L'annonce de la manifestation pour les droits de tous a suscité de nombreuses réactions sur les réseaux sociaux. L'annonce de son "interdiction" en a fait tout autant. À la suite d'une décision du collège de police, l'événement n'est pas autorisé. Mais les réactions fusent sur le Net. Alors que plus de 2.800 personnes avaient indiqué vouloir participer ou être intéressées par le rassemblement, certains commentent son annulation en affirmant vouloir se "promener" à Mons malgré tout, voire à manifester en dépit de l'avis des autorités.

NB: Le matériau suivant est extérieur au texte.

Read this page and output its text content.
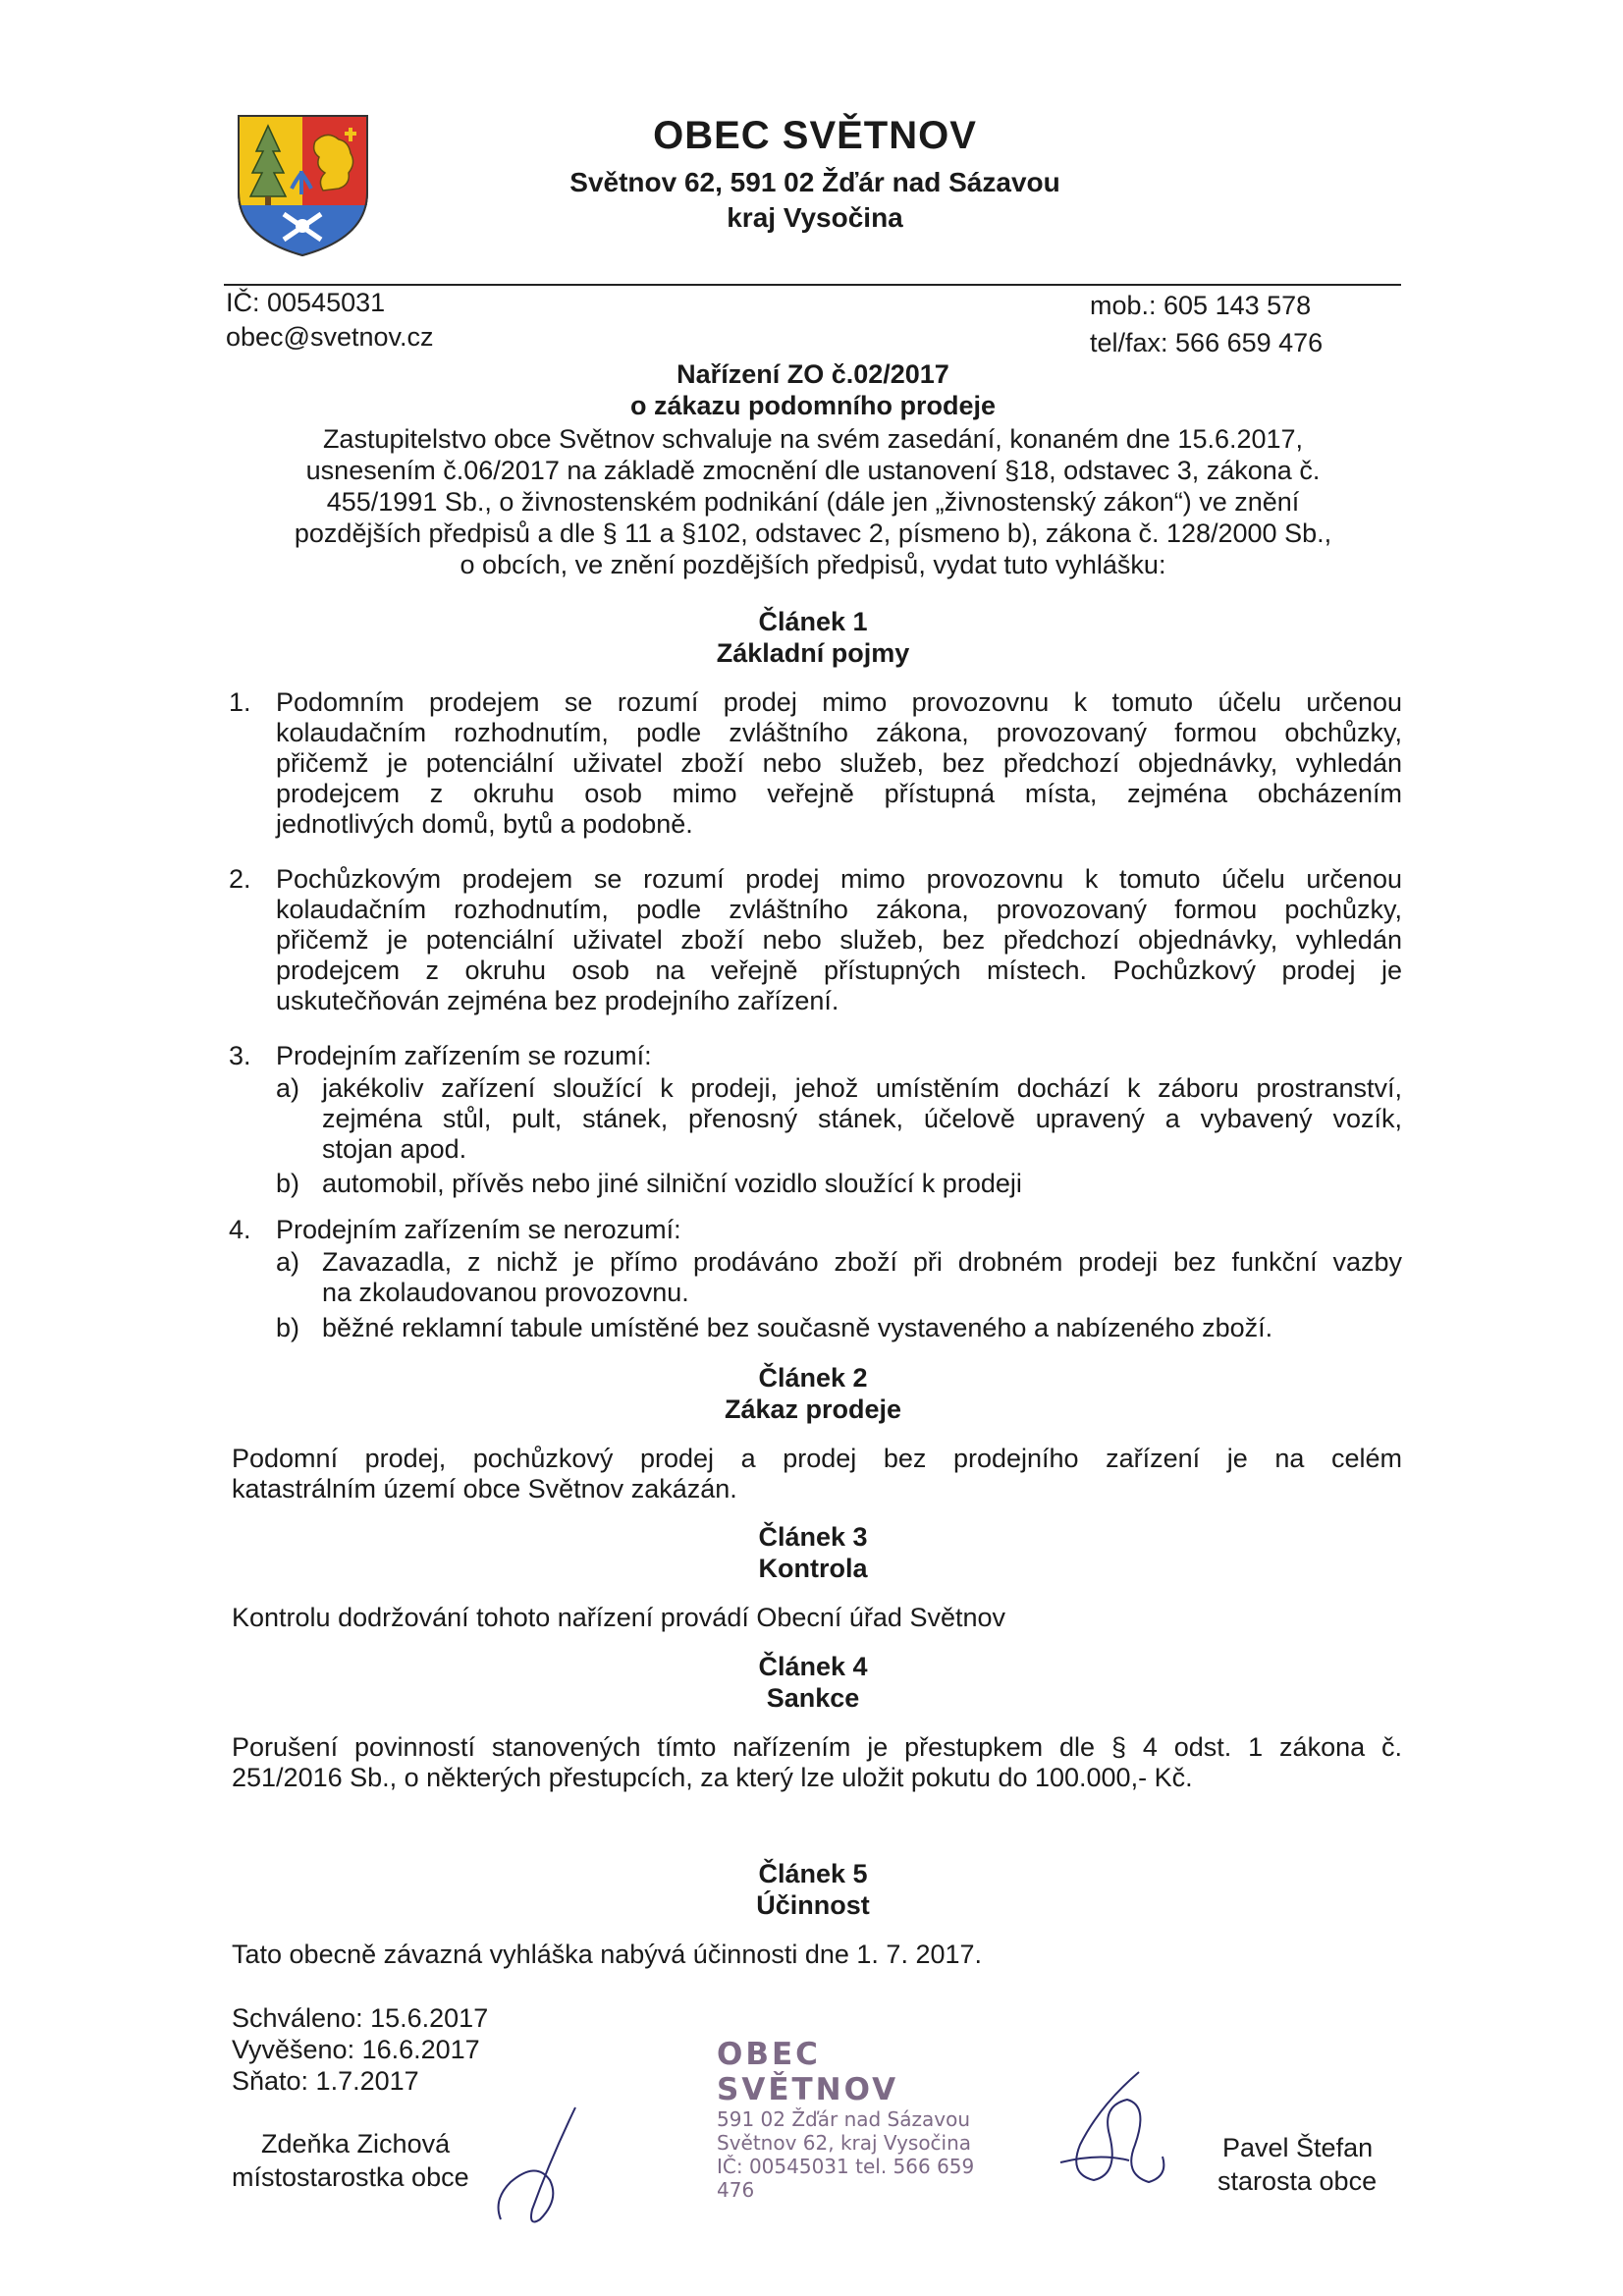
OBEC SVĚTNOV
Světnov 62, 591 02 Žďár nad Sázavou
kraj Vysočina
IČ: 00545031
obec@svetnov.cz
mob.: 605 143 578
tel/fax: 566 659 476
Nařízení ZO č.02/2017
o zákazu podomního prodeje
Zastupitelstvo obce Světnov schvaluje na svém zasedání, konaném dne 15.6.2017,
usnesením č.06/2017 na základě zmocnění dle ustanovení §18, odstavec 3, zákona č.
455/1991 Sb., o živnostenském podnikání (dále jen „živnostenský zákon“) ve znění
pozdějších předpisů a dle § 11 a §102, odstavec 2, písmeno b), zákona č. 128/2000 Sb.,
o obcích, ve znění pozdějších předpisů, vydat tuto vyhlášku:
Článek 1
Základní pojmy
1. Podomním prodejem se rozumí prodej mimo provozovnu k tomuto účelu určenou
kolaudačním rozhodnutím, podle zvláštního zákona, provozovaný formou obchůzky,
přičemž je potenciální uživatel zboží nebo služeb, bez předchozí objednávky, vyhledán
prodejcem z okruhu osob mimo veřejně přístupná místa, zejména obcházením
jednotlivých domů, bytů a podobně.
2. Pochůzkovým prodejem se rozumí prodej mimo provozovnu k tomuto účelu určenou
kolaudačním rozhodnutím, podle zvláštního zákona, provozovaný formou pochůzky,
přičemž je potenciální uživatel zboží nebo služeb, bez předchozí objednávky, vyhledán
prodejcem z okruhu osob na veřejně přístupných místech. Pochůzkový prodej je
uskutečňován zejména bez prodejního zařízení.
3. Prodejním zařízením se rozumí:
a) jakékoliv zařízení sloužící k prodeji, jehož umístěním dochází k záboru prostranství,
zejména stůl, pult, stánek, přenosný stánek, účelově upravený a vybavený vozík,
stojan apod.
b) automobil, přívěs nebo jiné silniční vozidlo sloužící k prodeji
4. Prodejním zařízením se nerozumí:
a) Zavazadla, z nichž je přímo prodáváno zboží při drobném prodeji bez funkční vazby
na zkolaudovanou provozovnu.
b) běžné reklamní tabule umístěné bez současně vystaveného a nabízeného zboží.
Článek 2
Zákaz prodeje
Podomní prodej, pochůzkový prodej a prodej bez prodejního zařízení je na celém
katastrálním území obce Světnov zakázán.
Článek 3
Kontrola
Kontrolu dodržování tohoto nařízení provádí Obecní úřad Světnov
Článek 4
Sankce
Porušení povinností stanovených tímto nařízením je přestupkem dle § 4 odst. 1 zákona č.
251/2016 Sb., o některých přestupcích, za který lze uložit pokutu do 100.000,- Kč.
Článek 5
Účinnost
Tato obecně závazná vyhláška nabývá účinnosti dne 1. 7. 2017.
Schváleno: 15.6.2017
Vyvěšeno: 16.6.2017
Sňato: 1.7.2017
OBEC SVĚTNOV
591 02 Žďár nad Sázavou
Světnov 62, kraj Vysočina
IČ: 00545031 tel. 566 659 476
Zdeňka Zichová
místostarostka obce
Pavel Štefan
starosta obce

Du côté de la police en tout cas, un dispositif est prévu pour faire face à d'éventuels débordements. Le message des forces de l'ordre ce mercredi matin: manifester est un droit, mais appel à la prudence. La police nous confirme en effet qu'elle a recueilli suffisamment d'informations annonçant la présence de casseurs. Les organisatrices voulaient une manifestation pacifique. Mais selon la police montoise, certains voudraient y prendre part pour semer le trouble.

"C'est d'ailleurs ce qui nous a conduits à ne pas autoriser l'événement", nous explique la porte-parole de la zone Mons-Quévy. "Il y a déjà eu de nombreuses manifestations autorisées à Mons. Mais dans ce cas-ci, les signaux étaient rouges. Nous recommandons à chacun de faire attention, il en va de la sécurité."